En effet, il peut y avoir renonciation à une succession et ce conformément à l'article 775 du code civil qui dispose que « nul n'est tenu d'accepter une succession qui lui est échue ». Il est lieu d'appliquer cette disposition dans le cas où le défunt avait des dettes à charge.
Ainsi, les droits de succession sont calculés sur l'actif net. Il en découle que pour établir cette déduction certaines conditions doivent être établies. Ces conditions se rapportent à l'existence de la dette ainsi que sa preuve.
En ce qui concerne l'existence de la dette, cette dernière doit d'abord exister au jour du décès. Dès lors, les dettes qui prennent naissance après le décès ne sont donc pas déductibles.
Ainsi, il suffit que la dette soit certaine dans son principe, même si elle n'est pas immédiatement exigible. Aussi, si le montant de la dette n'est pas connu, la dette ne peut pas être déduite qu'ultérieurement, par réclamation.
Toutefois, si la dette fait l'objet d'un litige, elle n'est pas déductible. Mais, si cette dette est finalement réglée par les héritiers, l'impôt payé en trop est restitué sur réclamation.

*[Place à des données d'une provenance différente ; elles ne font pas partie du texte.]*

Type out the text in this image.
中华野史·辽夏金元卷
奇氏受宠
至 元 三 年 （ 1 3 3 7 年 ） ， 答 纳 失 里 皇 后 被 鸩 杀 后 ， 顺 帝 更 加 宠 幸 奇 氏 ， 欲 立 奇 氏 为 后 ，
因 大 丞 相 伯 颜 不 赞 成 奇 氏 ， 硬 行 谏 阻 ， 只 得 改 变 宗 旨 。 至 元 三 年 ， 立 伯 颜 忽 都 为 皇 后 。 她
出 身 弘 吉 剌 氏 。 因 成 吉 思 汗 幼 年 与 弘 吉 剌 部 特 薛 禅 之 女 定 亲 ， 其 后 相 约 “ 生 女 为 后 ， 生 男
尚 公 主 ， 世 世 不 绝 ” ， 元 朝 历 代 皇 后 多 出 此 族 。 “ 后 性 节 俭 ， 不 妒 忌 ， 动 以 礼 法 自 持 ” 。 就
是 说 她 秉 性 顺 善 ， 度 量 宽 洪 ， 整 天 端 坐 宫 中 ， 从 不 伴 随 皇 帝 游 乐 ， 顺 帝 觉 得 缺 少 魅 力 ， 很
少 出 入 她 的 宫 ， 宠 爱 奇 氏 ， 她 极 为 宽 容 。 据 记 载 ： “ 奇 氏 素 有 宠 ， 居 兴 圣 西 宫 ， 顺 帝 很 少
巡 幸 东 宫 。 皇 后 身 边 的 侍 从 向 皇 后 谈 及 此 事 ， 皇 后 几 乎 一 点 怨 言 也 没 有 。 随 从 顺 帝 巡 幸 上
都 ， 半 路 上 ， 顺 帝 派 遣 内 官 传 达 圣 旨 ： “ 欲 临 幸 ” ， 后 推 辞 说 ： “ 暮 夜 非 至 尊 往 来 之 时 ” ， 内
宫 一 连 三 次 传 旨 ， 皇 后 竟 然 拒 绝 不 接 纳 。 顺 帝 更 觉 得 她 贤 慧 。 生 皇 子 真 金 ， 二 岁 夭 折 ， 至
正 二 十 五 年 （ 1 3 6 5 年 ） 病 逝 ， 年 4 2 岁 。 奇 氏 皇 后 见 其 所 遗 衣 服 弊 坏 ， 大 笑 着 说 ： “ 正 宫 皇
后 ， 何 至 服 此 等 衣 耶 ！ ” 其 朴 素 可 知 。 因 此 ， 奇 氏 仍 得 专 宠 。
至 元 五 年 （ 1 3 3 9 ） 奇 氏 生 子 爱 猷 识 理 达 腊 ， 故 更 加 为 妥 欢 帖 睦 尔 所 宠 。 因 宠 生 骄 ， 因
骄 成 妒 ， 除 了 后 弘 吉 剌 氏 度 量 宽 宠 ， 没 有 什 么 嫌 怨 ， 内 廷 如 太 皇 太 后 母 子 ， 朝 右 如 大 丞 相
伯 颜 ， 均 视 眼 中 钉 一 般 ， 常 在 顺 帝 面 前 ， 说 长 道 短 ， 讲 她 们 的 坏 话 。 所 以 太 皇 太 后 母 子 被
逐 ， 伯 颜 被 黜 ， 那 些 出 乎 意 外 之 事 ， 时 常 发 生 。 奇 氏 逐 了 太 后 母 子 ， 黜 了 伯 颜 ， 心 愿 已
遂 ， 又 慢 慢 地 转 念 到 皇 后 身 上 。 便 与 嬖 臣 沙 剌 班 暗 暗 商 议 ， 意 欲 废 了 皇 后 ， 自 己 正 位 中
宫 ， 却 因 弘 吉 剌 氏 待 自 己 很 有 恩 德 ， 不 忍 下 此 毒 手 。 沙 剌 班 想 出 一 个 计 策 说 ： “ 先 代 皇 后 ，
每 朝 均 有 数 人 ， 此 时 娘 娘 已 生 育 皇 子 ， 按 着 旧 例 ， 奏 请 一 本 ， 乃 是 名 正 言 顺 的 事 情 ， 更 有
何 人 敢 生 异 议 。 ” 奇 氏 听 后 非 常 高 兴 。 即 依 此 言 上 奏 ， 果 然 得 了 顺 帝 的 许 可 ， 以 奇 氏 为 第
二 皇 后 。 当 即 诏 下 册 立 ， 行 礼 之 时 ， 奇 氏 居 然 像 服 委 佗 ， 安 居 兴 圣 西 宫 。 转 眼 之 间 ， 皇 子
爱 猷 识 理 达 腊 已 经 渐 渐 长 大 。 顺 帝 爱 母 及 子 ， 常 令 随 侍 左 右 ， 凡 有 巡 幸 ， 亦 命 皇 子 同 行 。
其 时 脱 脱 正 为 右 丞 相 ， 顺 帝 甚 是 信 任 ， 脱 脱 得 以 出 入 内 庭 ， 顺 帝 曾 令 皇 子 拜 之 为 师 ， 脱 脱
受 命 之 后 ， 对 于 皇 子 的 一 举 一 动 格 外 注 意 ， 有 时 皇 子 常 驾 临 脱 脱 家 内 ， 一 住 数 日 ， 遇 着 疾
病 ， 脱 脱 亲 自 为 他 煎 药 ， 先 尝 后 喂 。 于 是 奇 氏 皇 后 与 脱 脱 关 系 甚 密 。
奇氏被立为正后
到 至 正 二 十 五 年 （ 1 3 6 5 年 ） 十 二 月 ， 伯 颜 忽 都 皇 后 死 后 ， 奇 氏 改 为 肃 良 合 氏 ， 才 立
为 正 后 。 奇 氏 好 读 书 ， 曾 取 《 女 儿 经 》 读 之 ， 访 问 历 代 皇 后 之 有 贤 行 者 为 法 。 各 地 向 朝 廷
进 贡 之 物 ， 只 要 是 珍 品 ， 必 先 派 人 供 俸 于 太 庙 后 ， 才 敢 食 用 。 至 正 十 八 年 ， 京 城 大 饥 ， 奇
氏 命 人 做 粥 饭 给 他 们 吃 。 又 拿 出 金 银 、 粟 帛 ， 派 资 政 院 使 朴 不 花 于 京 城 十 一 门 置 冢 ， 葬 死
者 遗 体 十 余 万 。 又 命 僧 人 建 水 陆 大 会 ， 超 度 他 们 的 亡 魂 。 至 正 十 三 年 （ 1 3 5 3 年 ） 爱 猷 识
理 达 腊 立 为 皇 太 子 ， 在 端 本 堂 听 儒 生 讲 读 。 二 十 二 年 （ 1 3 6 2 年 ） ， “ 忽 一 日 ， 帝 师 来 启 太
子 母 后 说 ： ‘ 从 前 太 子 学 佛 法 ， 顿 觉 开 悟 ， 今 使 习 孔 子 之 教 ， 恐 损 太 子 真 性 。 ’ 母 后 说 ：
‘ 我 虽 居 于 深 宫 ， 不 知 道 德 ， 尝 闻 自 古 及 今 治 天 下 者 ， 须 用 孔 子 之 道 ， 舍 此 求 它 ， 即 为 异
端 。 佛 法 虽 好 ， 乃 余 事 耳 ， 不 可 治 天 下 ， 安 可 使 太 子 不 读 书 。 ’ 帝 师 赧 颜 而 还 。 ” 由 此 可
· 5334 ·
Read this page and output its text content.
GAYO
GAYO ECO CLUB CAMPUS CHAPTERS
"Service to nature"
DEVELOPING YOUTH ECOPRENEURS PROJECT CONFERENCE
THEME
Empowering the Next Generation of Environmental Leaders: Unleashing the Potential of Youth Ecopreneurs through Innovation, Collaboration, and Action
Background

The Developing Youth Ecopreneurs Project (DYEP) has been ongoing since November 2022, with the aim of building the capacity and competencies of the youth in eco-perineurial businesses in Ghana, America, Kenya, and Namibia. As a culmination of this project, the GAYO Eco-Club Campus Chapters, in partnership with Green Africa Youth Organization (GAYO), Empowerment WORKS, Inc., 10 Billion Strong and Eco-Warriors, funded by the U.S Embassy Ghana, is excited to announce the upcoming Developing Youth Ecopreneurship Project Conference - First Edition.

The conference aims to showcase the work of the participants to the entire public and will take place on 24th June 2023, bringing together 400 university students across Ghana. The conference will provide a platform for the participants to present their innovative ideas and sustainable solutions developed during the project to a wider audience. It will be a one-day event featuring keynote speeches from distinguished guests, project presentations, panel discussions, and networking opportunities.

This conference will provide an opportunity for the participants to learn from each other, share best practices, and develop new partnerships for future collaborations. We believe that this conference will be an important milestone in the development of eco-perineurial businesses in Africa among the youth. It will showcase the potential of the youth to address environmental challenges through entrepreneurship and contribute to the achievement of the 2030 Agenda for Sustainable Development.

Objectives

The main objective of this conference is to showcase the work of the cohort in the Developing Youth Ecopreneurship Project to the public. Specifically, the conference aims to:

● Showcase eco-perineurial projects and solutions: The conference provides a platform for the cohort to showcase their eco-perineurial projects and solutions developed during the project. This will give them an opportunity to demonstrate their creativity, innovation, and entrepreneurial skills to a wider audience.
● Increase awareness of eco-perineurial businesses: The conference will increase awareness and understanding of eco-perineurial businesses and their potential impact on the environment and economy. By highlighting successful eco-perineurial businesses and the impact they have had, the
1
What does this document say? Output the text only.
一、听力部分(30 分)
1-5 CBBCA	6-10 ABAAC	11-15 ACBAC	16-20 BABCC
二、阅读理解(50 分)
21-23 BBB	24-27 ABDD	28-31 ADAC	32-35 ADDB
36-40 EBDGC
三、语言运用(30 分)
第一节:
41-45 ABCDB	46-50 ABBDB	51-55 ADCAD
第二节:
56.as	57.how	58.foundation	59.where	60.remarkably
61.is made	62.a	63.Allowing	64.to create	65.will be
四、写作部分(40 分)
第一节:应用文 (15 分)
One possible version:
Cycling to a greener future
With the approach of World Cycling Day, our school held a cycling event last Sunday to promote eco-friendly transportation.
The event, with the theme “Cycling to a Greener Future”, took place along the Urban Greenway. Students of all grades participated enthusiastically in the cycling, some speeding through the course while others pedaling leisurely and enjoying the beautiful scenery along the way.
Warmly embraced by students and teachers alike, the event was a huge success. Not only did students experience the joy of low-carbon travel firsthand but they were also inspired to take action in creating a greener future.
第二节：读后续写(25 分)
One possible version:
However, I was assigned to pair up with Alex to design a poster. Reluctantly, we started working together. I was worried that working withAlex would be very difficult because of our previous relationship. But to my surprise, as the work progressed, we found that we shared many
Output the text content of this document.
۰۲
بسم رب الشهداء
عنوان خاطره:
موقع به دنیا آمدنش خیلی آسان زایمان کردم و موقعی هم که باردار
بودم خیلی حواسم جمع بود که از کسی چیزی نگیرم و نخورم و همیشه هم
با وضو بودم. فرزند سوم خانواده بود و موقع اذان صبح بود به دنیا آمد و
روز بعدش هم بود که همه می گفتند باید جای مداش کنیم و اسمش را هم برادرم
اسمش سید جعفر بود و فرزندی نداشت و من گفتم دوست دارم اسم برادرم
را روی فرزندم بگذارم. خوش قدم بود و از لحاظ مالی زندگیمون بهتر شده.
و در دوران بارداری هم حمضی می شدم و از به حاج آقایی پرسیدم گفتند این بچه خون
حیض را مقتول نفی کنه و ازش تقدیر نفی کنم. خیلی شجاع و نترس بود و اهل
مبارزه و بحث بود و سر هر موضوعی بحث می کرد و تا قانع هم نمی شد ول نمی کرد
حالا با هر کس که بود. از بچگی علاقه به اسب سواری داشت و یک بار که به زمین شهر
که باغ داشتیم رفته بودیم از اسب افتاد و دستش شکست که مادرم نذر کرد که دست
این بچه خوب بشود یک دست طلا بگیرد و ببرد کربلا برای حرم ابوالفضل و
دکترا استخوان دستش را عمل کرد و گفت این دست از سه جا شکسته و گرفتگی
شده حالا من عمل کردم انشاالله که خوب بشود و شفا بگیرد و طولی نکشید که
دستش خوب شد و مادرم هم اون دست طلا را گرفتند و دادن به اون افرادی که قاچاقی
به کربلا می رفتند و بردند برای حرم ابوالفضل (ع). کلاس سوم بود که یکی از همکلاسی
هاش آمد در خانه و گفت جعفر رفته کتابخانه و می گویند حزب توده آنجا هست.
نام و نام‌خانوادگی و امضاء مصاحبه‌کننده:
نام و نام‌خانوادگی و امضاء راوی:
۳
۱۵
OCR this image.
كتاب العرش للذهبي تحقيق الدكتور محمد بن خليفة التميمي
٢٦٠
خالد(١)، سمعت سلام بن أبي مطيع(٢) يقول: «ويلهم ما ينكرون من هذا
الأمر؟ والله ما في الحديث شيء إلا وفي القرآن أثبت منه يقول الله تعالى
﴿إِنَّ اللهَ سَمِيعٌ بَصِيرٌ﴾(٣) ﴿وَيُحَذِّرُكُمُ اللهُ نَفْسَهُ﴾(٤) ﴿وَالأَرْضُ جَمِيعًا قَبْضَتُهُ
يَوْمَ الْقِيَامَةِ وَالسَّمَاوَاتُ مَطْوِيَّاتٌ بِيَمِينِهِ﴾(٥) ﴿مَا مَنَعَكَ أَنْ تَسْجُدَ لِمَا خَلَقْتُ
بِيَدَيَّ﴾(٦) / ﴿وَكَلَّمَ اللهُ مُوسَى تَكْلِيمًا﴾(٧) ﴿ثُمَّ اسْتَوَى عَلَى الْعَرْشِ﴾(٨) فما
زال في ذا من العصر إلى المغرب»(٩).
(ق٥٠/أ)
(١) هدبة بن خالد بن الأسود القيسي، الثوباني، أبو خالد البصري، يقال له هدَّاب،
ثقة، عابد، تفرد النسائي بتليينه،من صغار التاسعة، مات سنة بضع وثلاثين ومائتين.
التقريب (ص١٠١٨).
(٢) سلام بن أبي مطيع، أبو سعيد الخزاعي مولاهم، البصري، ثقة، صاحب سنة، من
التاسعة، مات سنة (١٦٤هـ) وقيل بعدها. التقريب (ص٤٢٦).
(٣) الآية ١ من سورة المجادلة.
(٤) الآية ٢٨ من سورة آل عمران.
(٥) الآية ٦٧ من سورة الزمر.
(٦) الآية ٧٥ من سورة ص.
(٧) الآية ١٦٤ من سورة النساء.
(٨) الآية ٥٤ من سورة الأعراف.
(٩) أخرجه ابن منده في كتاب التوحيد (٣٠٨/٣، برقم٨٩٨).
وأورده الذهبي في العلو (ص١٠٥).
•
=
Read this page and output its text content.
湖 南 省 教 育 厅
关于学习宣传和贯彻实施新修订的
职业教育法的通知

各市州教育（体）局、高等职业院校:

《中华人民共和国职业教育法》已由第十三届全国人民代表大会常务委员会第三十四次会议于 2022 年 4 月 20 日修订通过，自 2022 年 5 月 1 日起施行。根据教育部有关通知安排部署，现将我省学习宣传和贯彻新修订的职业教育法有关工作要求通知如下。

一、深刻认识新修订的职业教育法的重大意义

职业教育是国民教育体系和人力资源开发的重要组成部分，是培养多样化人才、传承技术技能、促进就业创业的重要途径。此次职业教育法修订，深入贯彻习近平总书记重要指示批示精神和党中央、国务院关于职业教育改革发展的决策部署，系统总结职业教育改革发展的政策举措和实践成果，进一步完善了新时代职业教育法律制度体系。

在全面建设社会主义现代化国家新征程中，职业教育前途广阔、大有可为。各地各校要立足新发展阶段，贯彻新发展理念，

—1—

En ce qui concerne la preuve de la dette, elle doit être établie par des justificatifs écrits. Ces derniers peuvent être postérieurs au décès du moment que la dette est antérieure.
Néanmoins, en cas d'absence de document écrit, l'administration peut admettre l'existence de la dette si un faisceau de preuves concordantes est réuni.
En somme, qu'elles soient admises ou non en déduction des biens constituant l'actif successoral imposable, les dettes doivent également être énumérées dans la déclaration de succession, ce qui permet d'évaluer le passif de la succession.